Así es como la Sabiduría del Iniciado se limita, sin duda con mucho acierto, al dominio humano. No pretende resolver todos los enigmas y enseña, al contrario, a saber ignorar humildemente muchas cosas. Sobre todo lo que al otro mundo se refiere permanece muda y no emite fallo alguno respecto a las hipótesis que se puedan emitir. Su preocupación es la herencia espiritual del pasado y quiere recogerla. Los hombres pueden equivocarse individualmente y aún de un modo relativo; mientras obran de buena fe nunca pueden caer en el error absoluto y siempre hay en sus convicciones algo verdadero. ¿Pero no será justicia atribuir al Espíritu humano que sugiere todas las meditaciones, el primer puesto entre los pensadores? ¿No es él acaso, el Gran Instructor en cuya escuela aprendieron todos los verdaderos sabios?

Estos, en efecto, se han beneficiado con la revelación constante y natural que inspiró a los pensadores de todas las razas, desde el primer momento en que existió una humanidad pensadora. Por genial que pueda ser un pensador, nunca ha podido crear ex nihilo lo que a su mente acude; en materia intelectual, más quizás que en cualquier otro aspecto, nada se crea ni nada se pierde; se produce tan sólo una nueva manifestación de lo que preexistía oculto y volverá a subsistir en su primitivo estado, cuando abandone el escenario en el teatro de las apariencias.

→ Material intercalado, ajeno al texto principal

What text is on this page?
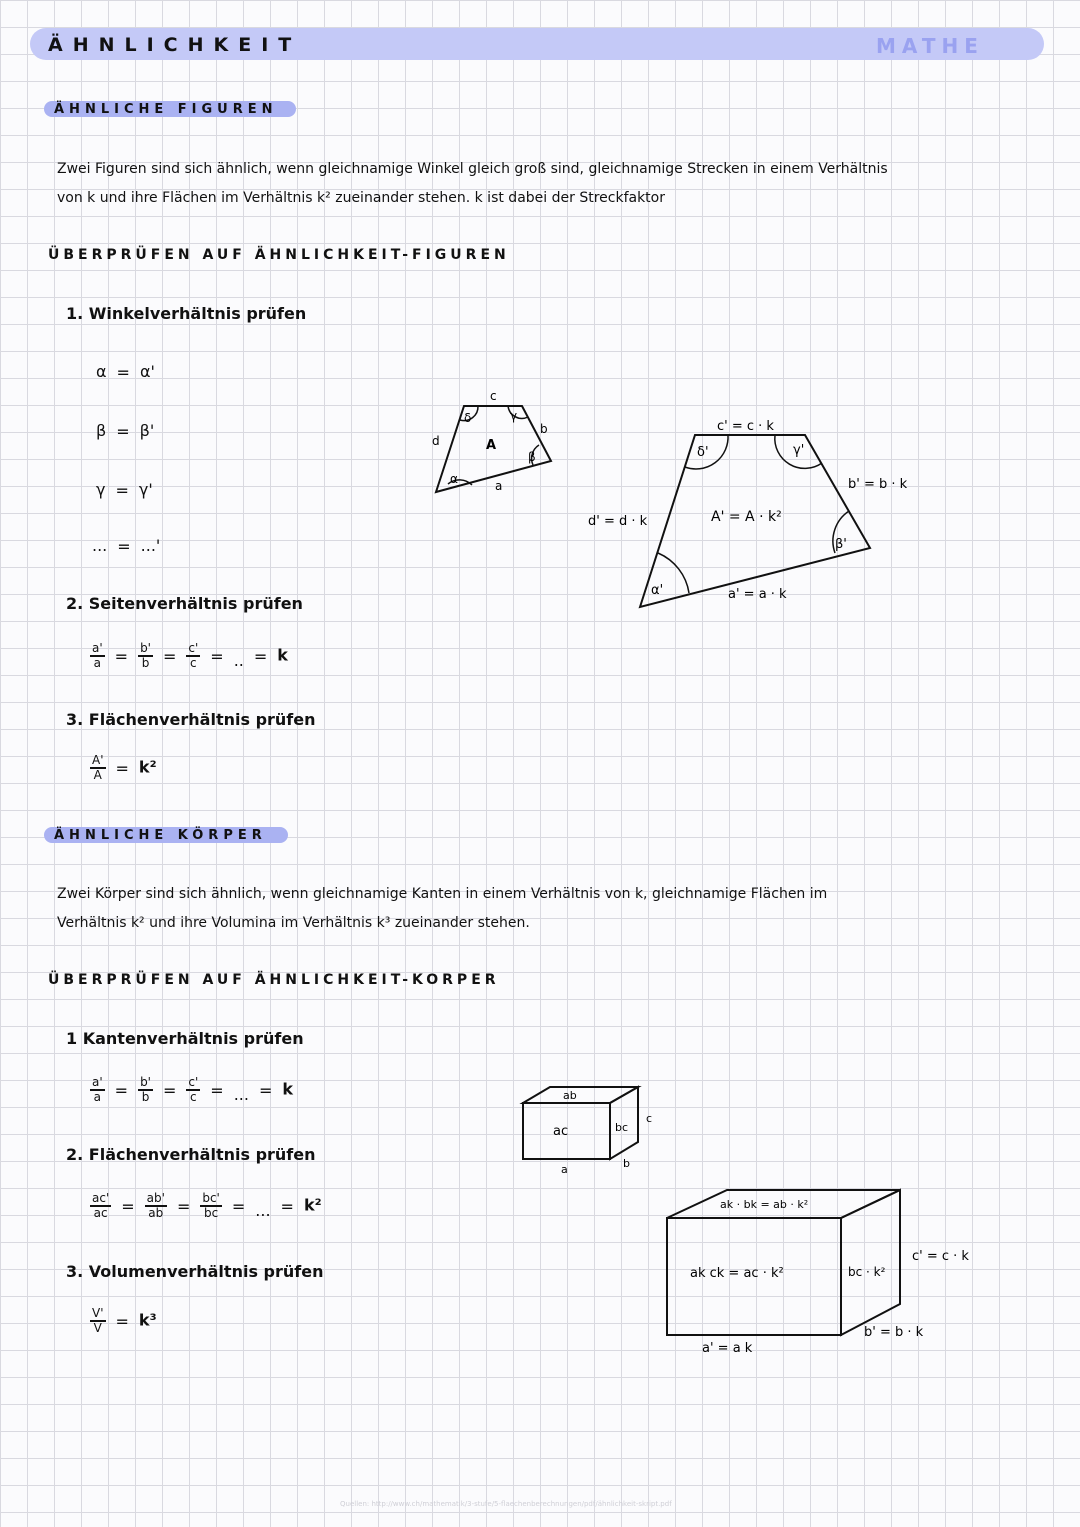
ÄHNLICHKEIT	MATHE
ÄHNLICHE FIGUREN
Zwei Figuren sind sich ähnlich, wenn gleichnamige Winkel gleich groß sind, gleichnamige Strecken in einem Verhältnis
von k und ihre Flächen im Verhältnis k² zueinander stehen. k ist dabei der Streckfaktor
ÜBERPRÜFEN AUF ÄHNLICHKEIT-FIGUREN
1. Winkelverhältnis prüfen
α = α'
β = β'
γ = γ'
... = ...'
2. Seitenverhältnis prüfen
$\frac{a'}{a} = \frac{b'}{b} = \frac{c'}{c}$ = .. = k
3. Flächenverhältnis prüfen
$\frac{A'}{A} = k^2$
c
b
d
a
A
α
β
γ
δ
c' = c · k
b' = b · k
d' = d · k
a' = a · k
A' = A · k²
α'
β'
γ'
δ'
ÄHNLICHE KÖRPER
Zwei Körper sind sich ähnlich, wenn gleichnamige Kanten in einem Verhältnis von k, gleichnamige Flächen im
Verhältnis k² und ihre Volumina im Verhältnis k³ zueinander stehen.
ÜBERPRÜFEN AUF ÄHNLICHKEIT-KORPER
1 Kantenverhältnis prüfen
$\frac{a'}{a} = \frac{b'}{b} = \frac{c'}{c}$ = ... = k
2. Flächenverhältnis prüfen
$\frac{ac'}{ac} = \frac{ab'}{ab} = \frac{bc'}{bc}$ = ... = k²
3. Volumenverhältnis prüfen
$\frac{V'}{V} = k^3$
ab
ac	bc
a	b
c
ak · bk = ab · k²
ak ck = ac · k²	bc · k²
a' = a k
b' = b · k
c' = c · k
Quellen: http://www.ch/mathematik/3-stufe/5-flaechenberechnungen/pdf/ähnlichkeit-skript.pdf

El pensamiento elevado es patrimonio común de todos los que meditan, de tal suerte que pensar es esforzarnos instintivamente para entrar en comunión con los maestros, tanto actuales como desaparecidos del arte del pensamiento. Es imposible reflexionar con perseverancia sin entrar, por este mero hecho, en la cadena de una misteriosa tradición; el pasado piensa entonces con nosotros e Hiram resucita.

De no ser así ¿cómo sería posible proseguir la Magna Obra del progreso humano, portándonos como dignos sucesores de quienes pensaron, sufrieron y trabajaron antes de nosotros? Es indispensable que renazca el pasado, que sea venerado, comprendido y profundizado, para que el Templo del porvenir pueda ser edificado de acuerdo con su finalidad.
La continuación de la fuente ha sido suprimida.